Using pre-trained SimplE Wikidata5m model files

DeepGraphLearning / graphvite

GraphVite: A General and High-performance Graph Embedding System

https://graphvite.io

Apache License 2.0

1.21k stars 151 forks source link

Using pre-trained SimplE Wikidata5m model files #74

Closed kyteinsky closed 3 years ago

kyteinsky commented 3 years ago

Hello,

I just saw the docs and github pages but I couldn't find how to get all connected nodes in the knowledge graph for one particular node. I am new to this arena and GraphVite, so can you explain the difference between model and app?

Like this model object

with open("simple_wikidata5m.pkl", "rb") as fin:
    model = pickle.load(fin)

and the app object in the Colab tutorial provided.
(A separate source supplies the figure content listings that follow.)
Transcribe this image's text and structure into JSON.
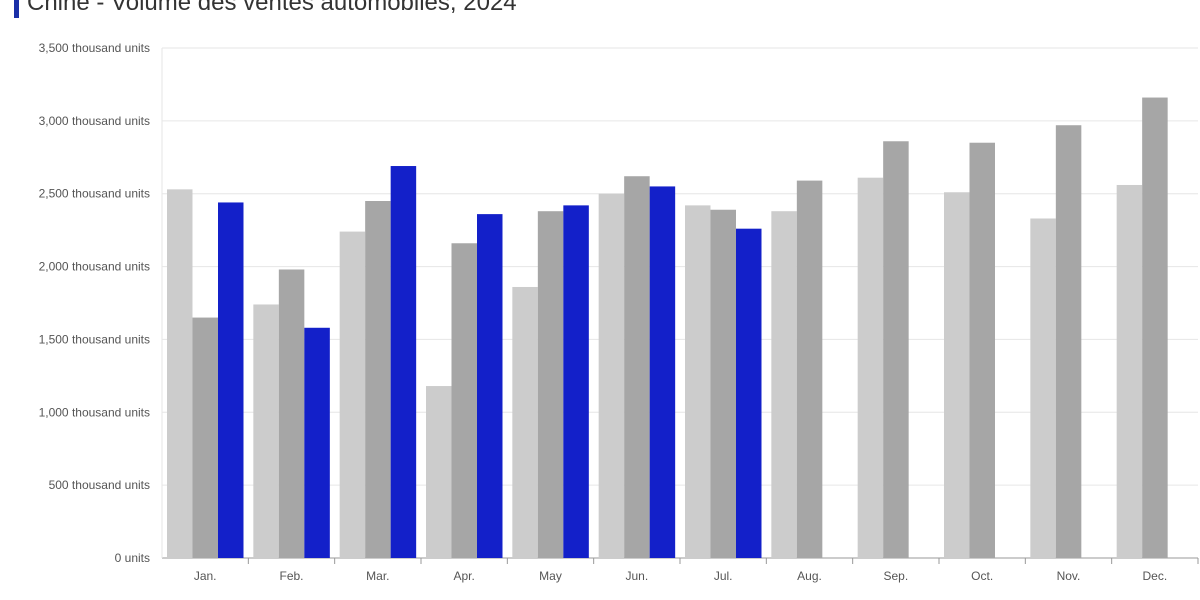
{
  "colors": {
    "accent": "#1a2fa8",
    "series": [
      "#cccccc",
      "#a6a6a6",
      "#1320c9"
    ],
    "grid": "#e6e6e6",
    "axis": "#999999"
  },
  "chart_data": {
    "type": "bar",
    "title": "Chine - Volume des ventes automobiles, 2024",
    "xlabel": "",
    "ylabel": "",
    "categories": [
      "Jan.",
      "Feb.",
      "Mar.",
      "Apr.",
      "May",
      "Jun.",
      "Jul.",
      "Aug.",
      "Sep.",
      "Oct.",
      "Nov.",
      "Dec."
    ],
    "ylim": [
      0,
      3500
    ],
    "yticks": [
      0,
      500,
      1000,
      1500,
      2000,
      2500,
      3000,
      3500
    ],
    "ytick_labels": [
      "0 units",
      "500 thousand units",
      "1,000 thousand units",
      "1,500 thousand units",
      "2,000 thousand units",
      "2,500 thousand units",
      "3,000 thousand units",
      "3,500 thousand units"
    ],
    "grid": true,
    "series": [
      {
        "values": [
          2530,
          1740,
          2240,
          1180,
          1860,
          2500,
          2420,
          2380,
          2610,
          2510,
          2330,
          2560
        ]
      },
      {
        "values": [
          1650,
          1980,
          2450,
          2160,
          2380,
          2620,
          2390,
          2590,
          2860,
          2850,
          2970,
          3160
        ]
      },
      {
        "values": [
          2440,
          1580,
          2690,
          2360,
          2420,
          2550,
          2260,
          null,
          null,
          null,
          null,
          null
        ]
      }
    ]
  }
}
And lastly how to get all nodes connected to a particular entity in the graph from the model object.

Thanks!!

KiddoZhu commented 3 years ago

They almost refer to the same thing, except that model is a non-executable dump of the parameters in the application. To turn a model into an application, create an application with the same hyperparameters, and then use app.load_model(model).

The model dump only contains the embeddings and doesn't contain the original graph. You can manually parse the file gv.dataset.wikidata5m.train to get entity neighbors. See here for the format of Wikidata5m.
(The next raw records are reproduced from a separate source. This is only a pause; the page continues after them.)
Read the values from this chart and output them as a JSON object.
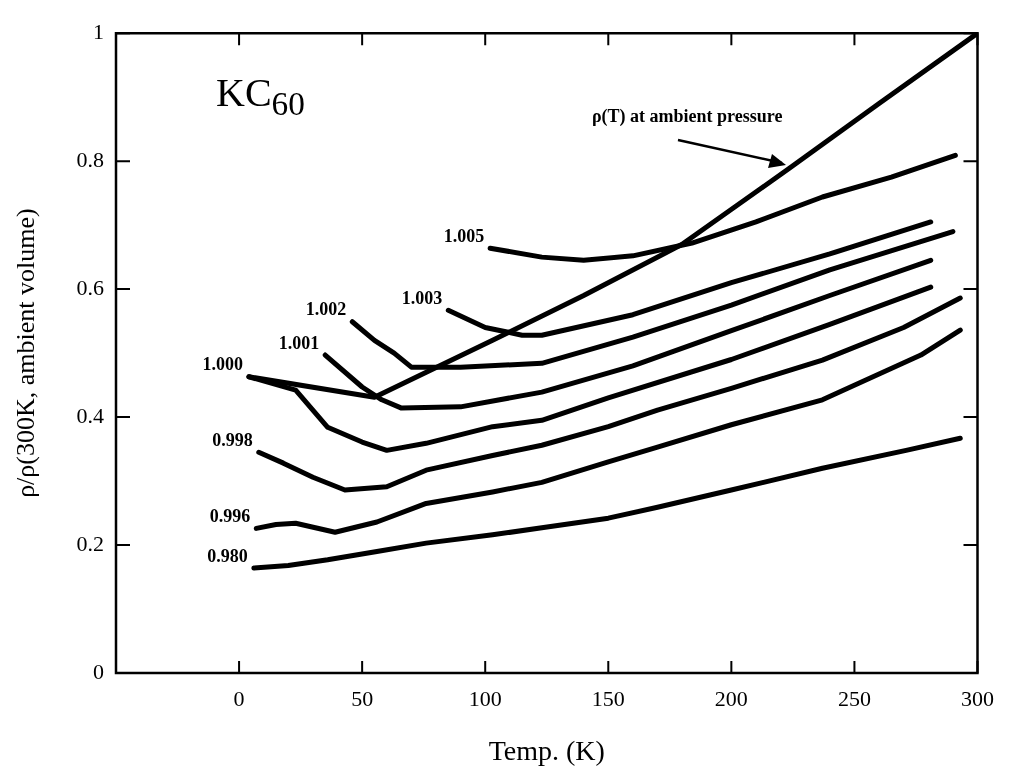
{
  "chart_data": {
    "type": "line",
    "xlabel": "Temp. (K)",
    "ylabel": "ρ/ρ(300K, ambient volume)",
    "xlim": [
      -50,
      300
    ],
    "xticks": [
      {
        "value": -50,
        "label": null
      },
      0,
      50,
      100,
      150,
      200,
      250,
      300
    ],
    "ylim": [
      0,
      1
    ],
    "yticks": [
      0,
      0.2,
      0.4,
      0.6,
      0.8,
      1
    ],
    "grid": false,
    "legend": false,
    "line_style": "solid",
    "annotations": [
      "KC$_{60}$",
      {
        "text": "ρ(T) at ambient pressure",
        "x": 224,
        "y": 0.79
      }
    ],
    "series": [
      {
        "name": "0.980",
        "color": "#000000",
        "x": [
          6,
          20,
          36,
          56,
          76,
          103,
          123,
          150,
          170,
          200,
          237,
          271,
          293
        ],
        "values": [
          0.164,
          0.168,
          0.177,
          0.19,
          0.203,
          0.216,
          0.227,
          0.242,
          0.259,
          0.286,
          0.32,
          0.348,
          0.367
        ]
      },
      {
        "name": "0.996",
        "color": "#000000",
        "x": [
          7,
          15,
          23,
          39,
          56,
          76,
          103,
          123,
          150,
          170,
          200,
          237,
          277,
          293
        ],
        "values": [
          0.226,
          0.232,
          0.234,
          0.22,
          0.236,
          0.265,
          0.283,
          0.298,
          0.33,
          0.353,
          0.388,
          0.427,
          0.497,
          0.536
        ]
      },
      {
        "name": "0.998",
        "color": "#000000",
        "x": [
          8,
          18,
          30,
          43,
          60,
          76,
          103,
          123,
          150,
          170,
          200,
          237,
          270,
          293
        ],
        "values": [
          0.345,
          0.328,
          0.306,
          0.286,
          0.291,
          0.317,
          0.34,
          0.356,
          0.385,
          0.411,
          0.445,
          0.489,
          0.54,
          0.586
        ]
      },
      {
        "name": "1.000",
        "color": "#000000",
        "x": [
          4,
          23,
          36,
          50,
          60,
          76,
          103,
          123,
          150,
          200,
          240,
          281
        ],
        "values": [
          0.463,
          0.442,
          0.384,
          0.361,
          0.348,
          0.359,
          0.385,
          0.395,
          0.43,
          0.49,
          0.545,
          0.603
        ]
      },
      {
        "name": "1.001",
        "color": "#000000",
        "x": [
          35,
          50,
          58,
          66,
          90,
          123,
          160,
          200,
          240,
          281
        ],
        "values": [
          0.497,
          0.447,
          0.427,
          0.414,
          0.416,
          0.439,
          0.48,
          0.535,
          0.59,
          0.645
        ]
      },
      {
        "name": "1.002",
        "color": "#000000",
        "x": [
          46,
          55,
          63,
          70,
          90,
          123,
          160,
          200,
          240,
          290
        ],
        "values": [
          0.549,
          0.52,
          0.5,
          0.478,
          0.478,
          0.484,
          0.525,
          0.575,
          0.63,
          0.69
        ]
      },
      {
        "name": "1.003",
        "color": "#000000",
        "x": [
          85,
          100,
          115,
          123,
          160,
          200,
          240,
          281
        ],
        "values": [
          0.567,
          0.54,
          0.528,
          0.528,
          0.56,
          0.61,
          0.655,
          0.705
        ]
      },
      {
        "name": "1.005",
        "color": "#000000",
        "x": [
          102,
          123,
          140,
          160,
          184,
          210,
          237,
          265,
          291
        ],
        "values": [
          0.664,
          0.65,
          0.645,
          0.652,
          0.672,
          0.705,
          0.744,
          0.775,
          0.809
        ]
      },
      {
        "color": "#000000",
        "x": [
          4,
          55,
          103,
          140,
          180,
          224,
          260,
          300
        ],
        "values": [
          0.463,
          0.431,
          0.52,
          0.59,
          0.67,
          0.79,
          0.89,
          1.0
        ]
      }
    ]
  }
}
kyteinsky commented 3 years ago

Thanks a lot for the clarification.

The code that I ran just now:

import pickle
import graphvite.application as gap

with open("transe_wikidata5m.pkl", "rb") as fin:
    model = pickle.load(fin)
app = gap.KnowledgeGraphApplication(dim=512)
app.load_model(model)

And here it starts printing tons of IDs (Qxxxxxxxx), is that normal?

Does app have that parsing functions for the graph for obtaining entity neighbours?

KiddoZhu commented 3 years ago

No need to load the model back to an application if you don't want to further finetune the model. You can directly access model.solver.entity_embeddings or model.solver.relation_embeddings.

app doesn't have a direct interface to the graph. You need to parse the original training file to manipulate the graph structure.

For example, a minimal parsing code may look like

triplets = []
with open(gv.dataset.wikidata5m.train, "r") as fin:
    for line in fin:
        triplets.append(line.strip().split("\t"))

The entities and relations are encoded in as "Qxxxx" and "Pxxxx" respectively. To access their corresponding embeddings, please use model.graph.entity2id and model.graph.relation2id to convert them to indexes.